Al Viminale stanno mettendo a punto le modalità  dello sbarco e quasi certamente i 47 verranno portati in un hotspot a Pozzallo o a Messina. Qui verranno identificati e aspetteranno di essere trasferiti nei Paesi europei che hanno dato la disponibilità .
Ma se la definizione dell’accordo dovesse allungare i tempi, tornerebbe l’urgenza di far sbarcare immediatamente i 15 minorenni a bordo come sollecitato per la seconda volta dalla Procura di Catania in ottemperanza della legge Zampa che stabilisce che i migranti minori non possano in ogni caso essere respinti.
Ma nessuno, a cinque giorni dall’ingresso in rada della nave, ha ancora provveduto all’identificazione dei minorenni rendendo quindi ineseguibile   il provvedimento del tribunale dei minori che non puo’ che essere nominativo.
A bordo della nave, battente bandiera olandese ormai da 12 giorni in mare e da 5 nella rada di Siracusa, non è ancora mai salito personale della Capitaneria di porto nè della polizia giudiziaria per gli adempimenti e una nuova sollecitazione in tal senso è stata fatta al prefetto di Siracusa.
Anche il pronunciamento della Corte europea dei diritti dell’uomo, che ieri non ha ordinato lo sbarco ma solo raccomandato di garantire la massima assistenza ai migranti, ha espressamente previsto la tutela legale dei minori a bordo.*
Da Cagliari, dove si trova in visita, interviene sulla vicenda il premier maltese Joseph Muscat:   “Non abbiamo mai chiuso il nostro Paese e quando abbiamo chiesto un segnale di solidarietà  europea lo abbiamo sempre ottenuto. Non penso che sia una conseguenza diretta del fatto che si attui una linea dura o no”.
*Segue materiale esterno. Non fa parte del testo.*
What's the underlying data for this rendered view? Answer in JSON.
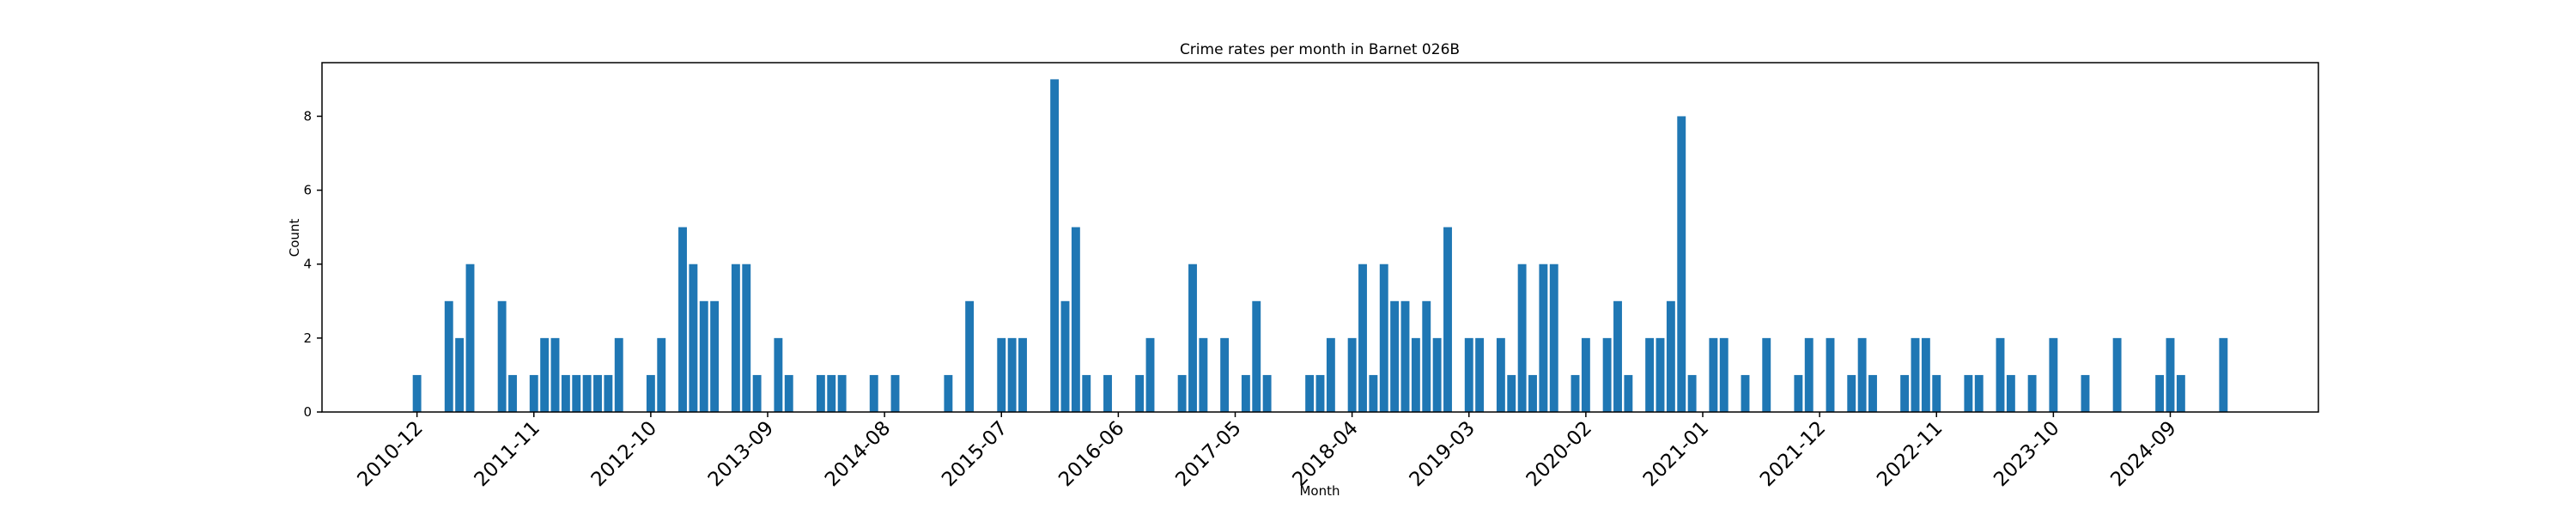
{
  "chart_data": {
    "type": "bar",
    "title": "Crime rates per month in Barnet 026B",
    "xlabel": "Month",
    "ylabel": "Count",
    "categories": [
      "2010-12",
      null,
      null,
      null,
      null,
      null,
      null,
      null,
      null,
      null,
      null,
      "2011-11",
      null,
      null,
      null,
      null,
      null,
      null,
      null,
      null,
      null,
      null,
      "2012-10",
      null,
      null,
      null,
      null,
      null,
      null,
      null,
      null,
      null,
      null,
      "2013-09",
      null,
      null,
      null,
      null,
      null,
      null,
      null,
      null,
      null,
      null,
      "2014-08",
      null,
      null,
      null,
      null,
      null,
      null,
      null,
      null,
      null,
      null,
      "2015-07",
      null,
      null,
      null,
      null,
      null,
      null,
      null,
      null,
      null,
      null,
      "2016-06",
      null,
      null,
      null,
      null,
      null,
      null,
      null,
      null,
      null,
      null,
      "2017-05",
      null,
      null,
      null,
      null,
      null,
      null,
      null,
      null,
      null,
      null,
      "2018-04",
      null,
      null,
      null,
      null,
      null,
      null,
      null,
      null,
      null,
      null,
      "2019-03",
      null,
      null,
      null,
      null,
      null,
      null,
      null,
      null,
      null,
      null,
      "2020-02",
      null,
      null,
      null,
      null,
      null,
      null,
      null,
      null,
      null,
      null,
      "2021-01",
      null,
      null,
      null,
      null,
      null,
      null,
      null,
      null,
      null,
      null,
      "2021-12",
      null,
      null,
      null,
      null,
      null,
      null,
      null,
      null,
      null,
      null,
      "2022-11",
      null,
      null,
      null,
      null,
      null,
      null,
      null,
      null,
      null,
      null,
      "2023-10",
      null,
      null,
      null,
      null,
      null,
      null,
      null,
      null,
      null,
      null,
      "2024-09",
      null,
      null,
      null,
      null,
      null
    ],
    "values": [
      1,
      0,
      0,
      3,
      2,
      4,
      0,
      0,
      3,
      1,
      0,
      1,
      2,
      2,
      1,
      1,
      1,
      1,
      1,
      2,
      0,
      0,
      1,
      2,
      0,
      5,
      4,
      3,
      3,
      0,
      4,
      4,
      1,
      0,
      2,
      1,
      0,
      0,
      1,
      1,
      1,
      0,
      0,
      1,
      0,
      1,
      0,
      0,
      0,
      0,
      1,
      0,
      3,
      0,
      0,
      2,
      2,
      2,
      0,
      0,
      9,
      3,
      5,
      1,
      0,
      1,
      0,
      0,
      1,
      2,
      0,
      0,
      1,
      4,
      2,
      0,
      2,
      0,
      1,
      3,
      1,
      0,
      0,
      0,
      1,
      1,
      2,
      0,
      2,
      4,
      1,
      4,
      3,
      3,
      2,
      3,
      2,
      5,
      0,
      2,
      2,
      0,
      2,
      1,
      4,
      1,
      4,
      4,
      0,
      1,
      2,
      0,
      2,
      3,
      1,
      0,
      2,
      2,
      3,
      8,
      1,
      0,
      2,
      2,
      0,
      1,
      0,
      2,
      0,
      0,
      1,
      2,
      0,
      2,
      0,
      1,
      2,
      1,
      0,
      0,
      1,
      2,
      2,
      1,
      0,
      0,
      1,
      1,
      0,
      2,
      1,
      0,
      1,
      0,
      2,
      0,
      0,
      1,
      0,
      0,
      2,
      0,
      0,
      0,
      1,
      2,
      1,
      0,
      0,
      0,
      2
    ],
    "color": "#1f77b4",
    "ylim": [
      0,
      9.45
    ],
    "yticks": [
      0,
      2,
      4,
      6,
      8
    ],
    "grid": false
  }
}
Rispondendo a una domanda sugli effetti della linea intransigente del governo italiano sugli sbarchi di migrantii, afferma: “Non mi intrometto nelle decisioni italiane, ma penso che la linea dura sia controproducente, perchè se ci si trova davanti a una responsabilità  che deriva da leggi internazionali non si può rispondere ‘non voglio’. Penso che questo sia un atteggiamento miope”.